Я мигом отвечал откровенному откровенностью и тотчас же начинал любить его. Но все они тотчас меня надували и с насмешкой от меня закрывались».

_____

Не находите ли Вы, что последнее часто верно? Я без всяких намеков. Вы не думайте. Но и Вы, очень Вас прошу, обходитесь без них. Теперь я невольно над каждым словом думаю — не ехидство ли какое.

Теперь, чтобы закончить письмо как следует, спишу Вам одни стихи Евгения Тарасова, к<отор>ые должны Вам напомнить одно настроение в Вашей жизни [91].

— Они лежали здесь, в углу,

В грязи зловонного участка.

Их кровь, густая, словно краска

Застыла лужей на полу.

Их подбирали, не считая.

Их приносили — без числа,

На неподвижные тела

Еще не конченных кидая.

Здесь были руки — без голов.

Здесь были руки — словно плети.

Лежали скомканные дети.

Лежали трупы стариков,

У этих — лица были строги,

У тех — провалы вместо лиц,

Смотрели вверх, глядели ниц,

И были бо́сы чьи-то ноги,

И чья-то грудь была жива,

И чьи-то пальцы шевелились,

И губы гаснущих кривились,

Шепча невнятные слова…

Декабрьский день светил им скупо,

Никто не шел, чтоб им помочь…

И вот, когда настала ночь —

Живых не стало, были трупы.

И вот лежали там, в углу,

Лежали тесными рядами,

Все — с искаженными чертами

И кровь их стыла на полу.

Да, это посерьезнее будет, чем «намеки» и «упреки». Пишите, я всегда рада Вашим письмам. Всего лучшего.

МЦ.

<Приписки на полях:>

Завидую Вашим частым поездкам, часто вспоминаю об Орловке. Спасибо за пожелание «спокойных дней», мне они не нужны, уж лучше какие ни на есть бурные, чем спокойные. Я шучу.

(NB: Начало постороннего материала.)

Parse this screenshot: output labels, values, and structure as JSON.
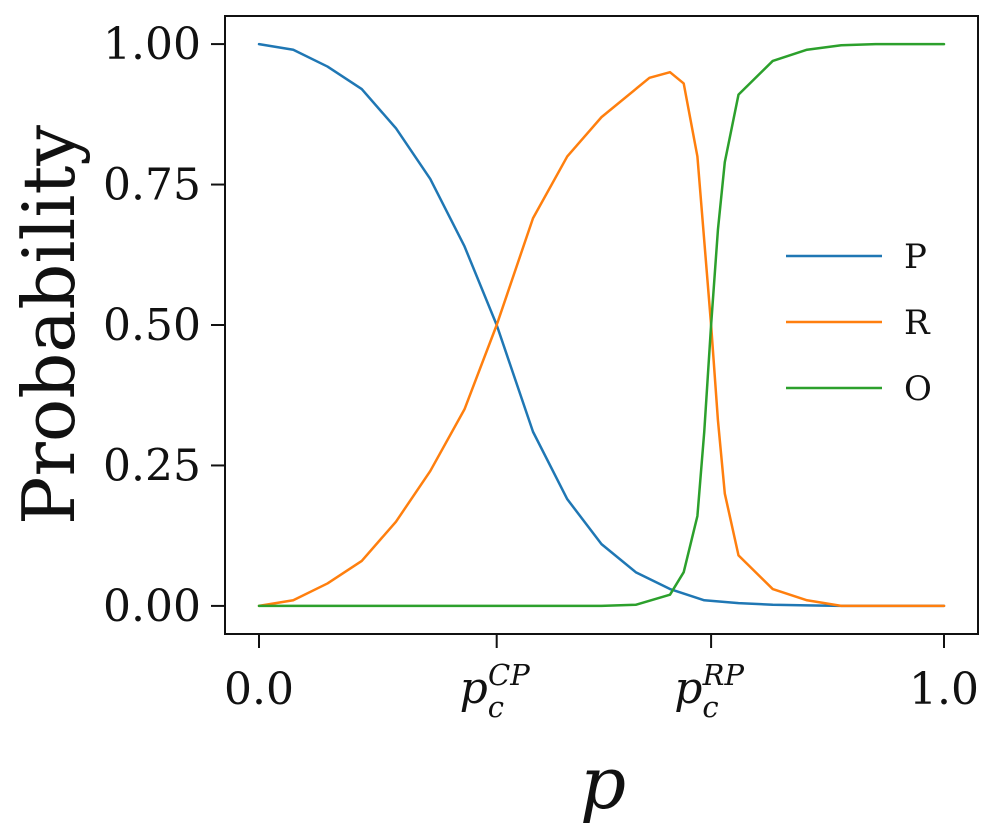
{
  "chart_data": {
    "type": "line",
    "xlabel": "p",
    "ylabel": "Probability",
    "xlim": [
      0.0,
      1.0
    ],
    "ylim": [
      -0.05,
      1.05
    ],
    "x_ticks": [
      {
        "value": 0.0,
        "label": "0.0"
      },
      {
        "value": 0.347,
        "label": "",
        "main": "p",
        "sub": "c",
        "sup": "CP"
      },
      {
        "value": 0.66,
        "label": "",
        "main": "p",
        "sub": "c",
        "sup": "RP"
      },
      {
        "value": 1.0,
        "label": "1.0"
      }
    ],
    "y_ticks": [
      {
        "value": 0.0,
        "label": "0.00"
      },
      {
        "value": 0.25,
        "label": "0.25"
      },
      {
        "value": 0.5,
        "label": "0.50"
      },
      {
        "value": 0.75,
        "label": "0.75"
      },
      {
        "value": 1.0,
        "label": "1.00"
      }
    ],
    "legend": {
      "placement": "right"
    },
    "colors": [
      "#1f77b4",
      "#ff7f0e",
      "#2ca02c"
    ],
    "series": [
      {
        "name": "P",
        "color": "#1f77b4",
        "x": [
          0.0,
          0.05,
          0.1,
          0.15,
          0.2,
          0.25,
          0.3,
          0.347,
          0.4,
          0.45,
          0.5,
          0.55,
          0.6,
          0.65,
          0.7,
          0.75,
          0.8,
          0.85,
          0.9,
          0.95,
          1.0
        ],
        "y": [
          1.0,
          0.99,
          0.96,
          0.92,
          0.85,
          0.76,
          0.64,
          0.5,
          0.31,
          0.19,
          0.11,
          0.06,
          0.03,
          0.01,
          0.005,
          0.002,
          0.001,
          0.0,
          0.0,
          0.0,
          0.0
        ]
      },
      {
        "name": "R",
        "color": "#ff7f0e",
        "x": [
          0.0,
          0.05,
          0.1,
          0.15,
          0.2,
          0.25,
          0.3,
          0.347,
          0.4,
          0.45,
          0.5,
          0.55,
          0.57,
          0.6,
          0.62,
          0.64,
          0.65,
          0.66,
          0.67,
          0.68,
          0.7,
          0.75,
          0.8,
          0.85,
          0.9,
          0.95,
          1.0
        ],
        "y": [
          0.0,
          0.01,
          0.04,
          0.08,
          0.15,
          0.24,
          0.35,
          0.5,
          0.69,
          0.8,
          0.87,
          0.92,
          0.94,
          0.95,
          0.93,
          0.8,
          0.65,
          0.5,
          0.33,
          0.2,
          0.09,
          0.03,
          0.01,
          0.0,
          0.0,
          0.0,
          0.0
        ]
      },
      {
        "name": "O",
        "color": "#2ca02c",
        "x": [
          0.0,
          0.1,
          0.2,
          0.3,
          0.4,
          0.5,
          0.55,
          0.6,
          0.62,
          0.64,
          0.65,
          0.66,
          0.67,
          0.68,
          0.7,
          0.75,
          0.8,
          0.85,
          0.9,
          0.95,
          1.0
        ],
        "y": [
          0.0,
          0.0,
          0.0,
          0.0,
          0.0,
          0.0,
          0.002,
          0.02,
          0.06,
          0.16,
          0.31,
          0.5,
          0.67,
          0.79,
          0.91,
          0.97,
          0.99,
          0.998,
          1.0,
          1.0,
          1.0
        ]
      }
    ]
  }
}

Числа до 18-го пишите в Тарусу, впрочем, когда я уеду — напишу и дам моск<овский> адр<ес>.

Как же Вы решили насчет университета?

Вы с Сережей чудаки! Сами ложатся спать, а др<угим> желают спокойной ночи. Я получила письмо среди белого дня и спать совсем не хочу.

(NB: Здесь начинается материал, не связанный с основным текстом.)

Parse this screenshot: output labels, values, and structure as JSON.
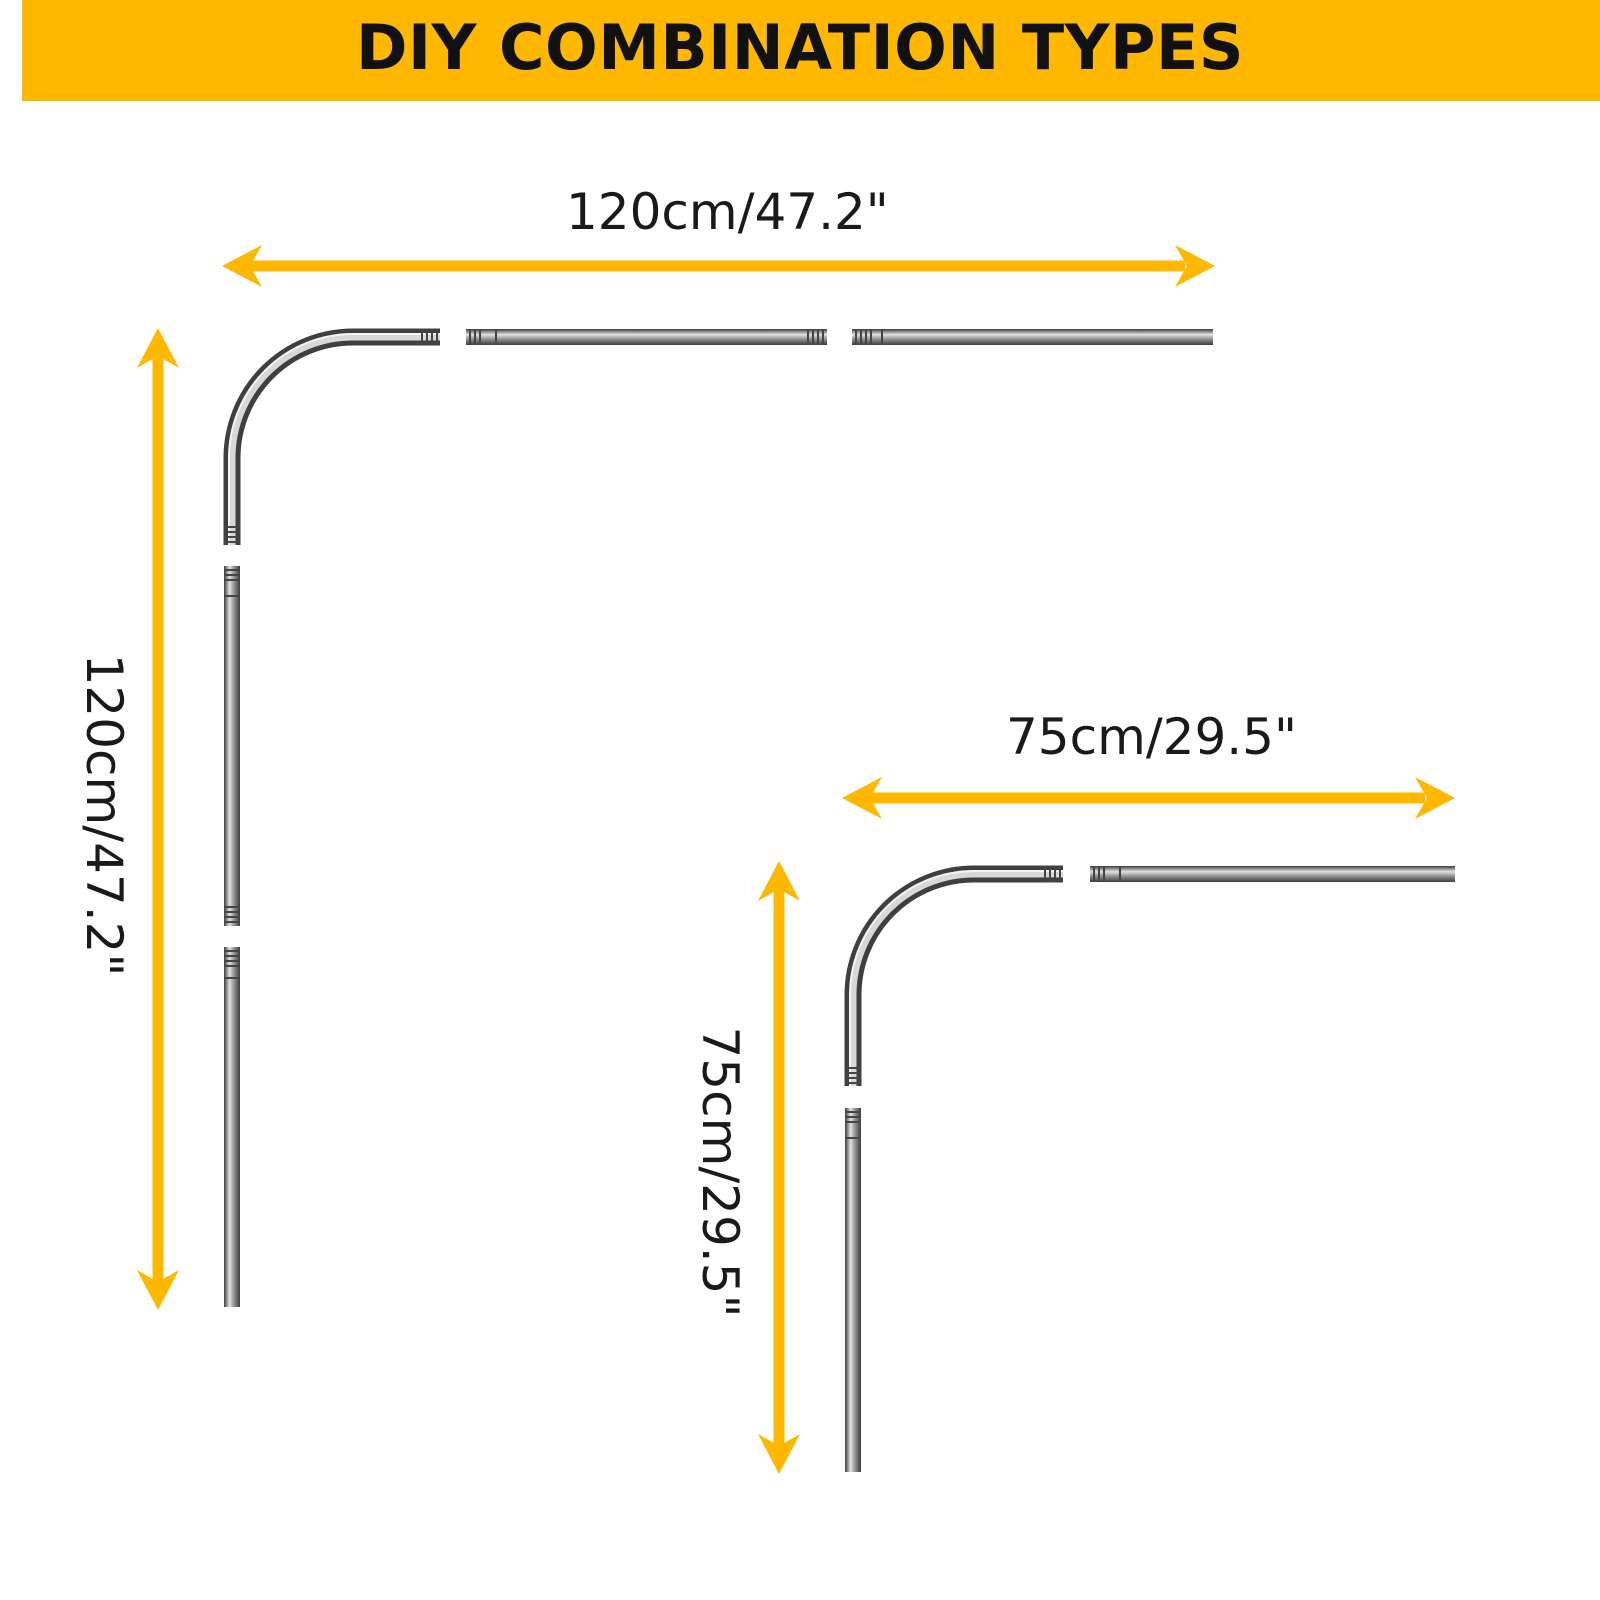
{
  "title": "DIY COMBINATION TYPES",
  "colors": {
    "banner": "#FFB800",
    "arrow": "#FFB800",
    "rod_dark": "#4a4a4a",
    "rod_light": "#d0d0d0",
    "text": "#111111"
  },
  "configurations": [
    {
      "name": "large",
      "width_label": "120cm/47.2\"",
      "height_label": "120cm/47.2\"",
      "pieces": [
        "corner",
        "straight",
        "straight",
        "straight",
        "straight"
      ]
    },
    {
      "name": "small",
      "width_label": "75cm/29.5\"",
      "height_label": "75cm/29.5\"",
      "pieces": [
        "corner",
        "straight",
        "straight"
      ]
    }
  ]
}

Письмо даже на ощупь шершавое, попробуйте. А все-таки Вы славный! (Логики в посл<еднем> восклицании нет, ну да!..)

Что милая Норка, Буян, моя симпатия, Утеха и пр<очие>. Мне в настоящую минуту хочется погладить Вас по шерстке, т.е. против.

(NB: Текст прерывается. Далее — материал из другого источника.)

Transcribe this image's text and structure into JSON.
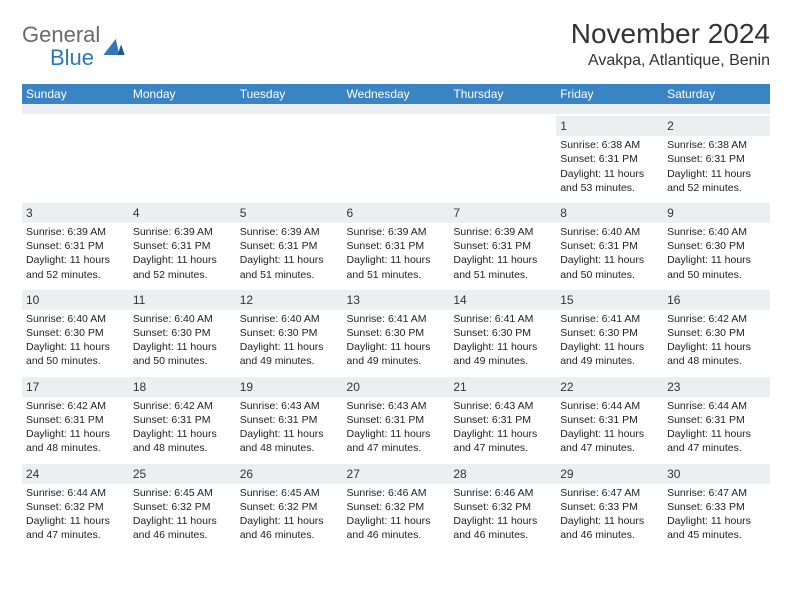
{
  "brand": {
    "part1": "General",
    "part2": "Blue"
  },
  "title": "November 2024",
  "location": "Avakpa, Atlantique, Benin",
  "colors": {
    "header_bg": "#3a84c4",
    "header_text": "#ffffff",
    "daynum_bg": "#eceff1",
    "brand_gray": "#6b6b6b",
    "brand_blue": "#2e77b8",
    "text": "#222222",
    "page_bg": "#ffffff"
  },
  "weekdays": [
    "Sunday",
    "Monday",
    "Tuesday",
    "Wednesday",
    "Thursday",
    "Friday",
    "Saturday"
  ],
  "weeks": [
    [
      null,
      null,
      null,
      null,
      null,
      {
        "n": "1",
        "sunrise": "6:38 AM",
        "sunset": "6:31 PM",
        "daylight": "11 hours and 53 minutes."
      },
      {
        "n": "2",
        "sunrise": "6:38 AM",
        "sunset": "6:31 PM",
        "daylight": "11 hours and 52 minutes."
      }
    ],
    [
      {
        "n": "3",
        "sunrise": "6:39 AM",
        "sunset": "6:31 PM",
        "daylight": "11 hours and 52 minutes."
      },
      {
        "n": "4",
        "sunrise": "6:39 AM",
        "sunset": "6:31 PM",
        "daylight": "11 hours and 52 minutes."
      },
      {
        "n": "5",
        "sunrise": "6:39 AM",
        "sunset": "6:31 PM",
        "daylight": "11 hours and 51 minutes."
      },
      {
        "n": "6",
        "sunrise": "6:39 AM",
        "sunset": "6:31 PM",
        "daylight": "11 hours and 51 minutes."
      },
      {
        "n": "7",
        "sunrise": "6:39 AM",
        "sunset": "6:31 PM",
        "daylight": "11 hours and 51 minutes."
      },
      {
        "n": "8",
        "sunrise": "6:40 AM",
        "sunset": "6:31 PM",
        "daylight": "11 hours and 50 minutes."
      },
      {
        "n": "9",
        "sunrise": "6:40 AM",
        "sunset": "6:30 PM",
        "daylight": "11 hours and 50 minutes."
      }
    ],
    [
      {
        "n": "10",
        "sunrise": "6:40 AM",
        "sunset": "6:30 PM",
        "daylight": "11 hours and 50 minutes."
      },
      {
        "n": "11",
        "sunrise": "6:40 AM",
        "sunset": "6:30 PM",
        "daylight": "11 hours and 50 minutes."
      },
      {
        "n": "12",
        "sunrise": "6:40 AM",
        "sunset": "6:30 PM",
        "daylight": "11 hours and 49 minutes."
      },
      {
        "n": "13",
        "sunrise": "6:41 AM",
        "sunset": "6:30 PM",
        "daylight": "11 hours and 49 minutes."
      },
      {
        "n": "14",
        "sunrise": "6:41 AM",
        "sunset": "6:30 PM",
        "daylight": "11 hours and 49 minutes."
      },
      {
        "n": "15",
        "sunrise": "6:41 AM",
        "sunset": "6:30 PM",
        "daylight": "11 hours and 49 minutes."
      },
      {
        "n": "16",
        "sunrise": "6:42 AM",
        "sunset": "6:30 PM",
        "daylight": "11 hours and 48 minutes."
      }
    ],
    [
      {
        "n": "17",
        "sunrise": "6:42 AM",
        "sunset": "6:31 PM",
        "daylight": "11 hours and 48 minutes."
      },
      {
        "n": "18",
        "sunrise": "6:42 AM",
        "sunset": "6:31 PM",
        "daylight": "11 hours and 48 minutes."
      },
      {
        "n": "19",
        "sunrise": "6:43 AM",
        "sunset": "6:31 PM",
        "daylight": "11 hours and 48 minutes."
      },
      {
        "n": "20",
        "sunrise": "6:43 AM",
        "sunset": "6:31 PM",
        "daylight": "11 hours and 47 minutes."
      },
      {
        "n": "21",
        "sunrise": "6:43 AM",
        "sunset": "6:31 PM",
        "daylight": "11 hours and 47 minutes."
      },
      {
        "n": "22",
        "sunrise": "6:44 AM",
        "sunset": "6:31 PM",
        "daylight": "11 hours and 47 minutes."
      },
      {
        "n": "23",
        "sunrise": "6:44 AM",
        "sunset": "6:31 PM",
        "daylight": "11 hours and 47 minutes."
      }
    ],
    [
      {
        "n": "24",
        "sunrise": "6:44 AM",
        "sunset": "6:32 PM",
        "daylight": "11 hours and 47 minutes."
      },
      {
        "n": "25",
        "sunrise": "6:45 AM",
        "sunset": "6:32 PM",
        "daylight": "11 hours and 46 minutes."
      },
      {
        "n": "26",
        "sunrise": "6:45 AM",
        "sunset": "6:32 PM",
        "daylight": "11 hours and 46 minutes."
      },
      {
        "n": "27",
        "sunrise": "6:46 AM",
        "sunset": "6:32 PM",
        "daylight": "11 hours and 46 minutes."
      },
      {
        "n": "28",
        "sunrise": "6:46 AM",
        "sunset": "6:32 PM",
        "daylight": "11 hours and 46 minutes."
      },
      {
        "n": "29",
        "sunrise": "6:47 AM",
        "sunset": "6:33 PM",
        "daylight": "11 hours and 46 minutes."
      },
      {
        "n": "30",
        "sunrise": "6:47 AM",
        "sunset": "6:33 PM",
        "daylight": "11 hours and 45 minutes."
      }
    ]
  ],
  "labels": {
    "sunrise": "Sunrise:",
    "sunset": "Sunset:",
    "daylight": "Daylight:"
  }
}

Написала одни стихи, — настроение и мысли в вагоне 21-го июля, когда я уезжала из Орловки. Прислать? [92]

А «больные» вопросы, Вы правы, теперь не следует затрагивать, лучше когда-нибудь потом. Как хорошо, что Вы все так чутко понимаете.

Я Вас очень за это ценю.

Что Соня? Хандрит ли? Какие известия от Сережи? План относительно Евг. Ив. я не оставила, дело за согл<асием> Собко [93].


Впервые — Минувшее, 11. 1991. стр. 340–343 (публ. Е.И. Лубянниковой и Л.А. Мнухина). Печ. по СС-6. стр. 20–23 (с уточнением датировки письма и использованием коммент. к первой публикации).

9-08. П.И. Юркевичу

<Между 18 и 24 августа 1908 г., Москва> [94]


Ну вот я и в Москве. Что-то странно после Тарусы: шум экипажей, фонари, толпа на улицах. Учу свою химию (25-го и 26-го экз<амены> по ней и по алгебре). В общем рада, что в городе, хотя тех немногочисленных знакомых, с к<отор>ыми еще не рассорилась, еще не видала.

Спасибо Вам за письмо, Петя. Я хорошо понимаю Ваше тогда настроение. Такой фразы я бы пожалуй никогда не простила [95]. Вот и Вы простить-то простили, а уж верно забыть ее никогда не сможете.

Насчет моих стихов, о к<отор>ых писала <зачеркнуто три строки> присылаю Вам их [96] <зачеркнуто несколько слов>.

Мне очень трудно теперь стало Вам писать, какое-то неуверенное чувство.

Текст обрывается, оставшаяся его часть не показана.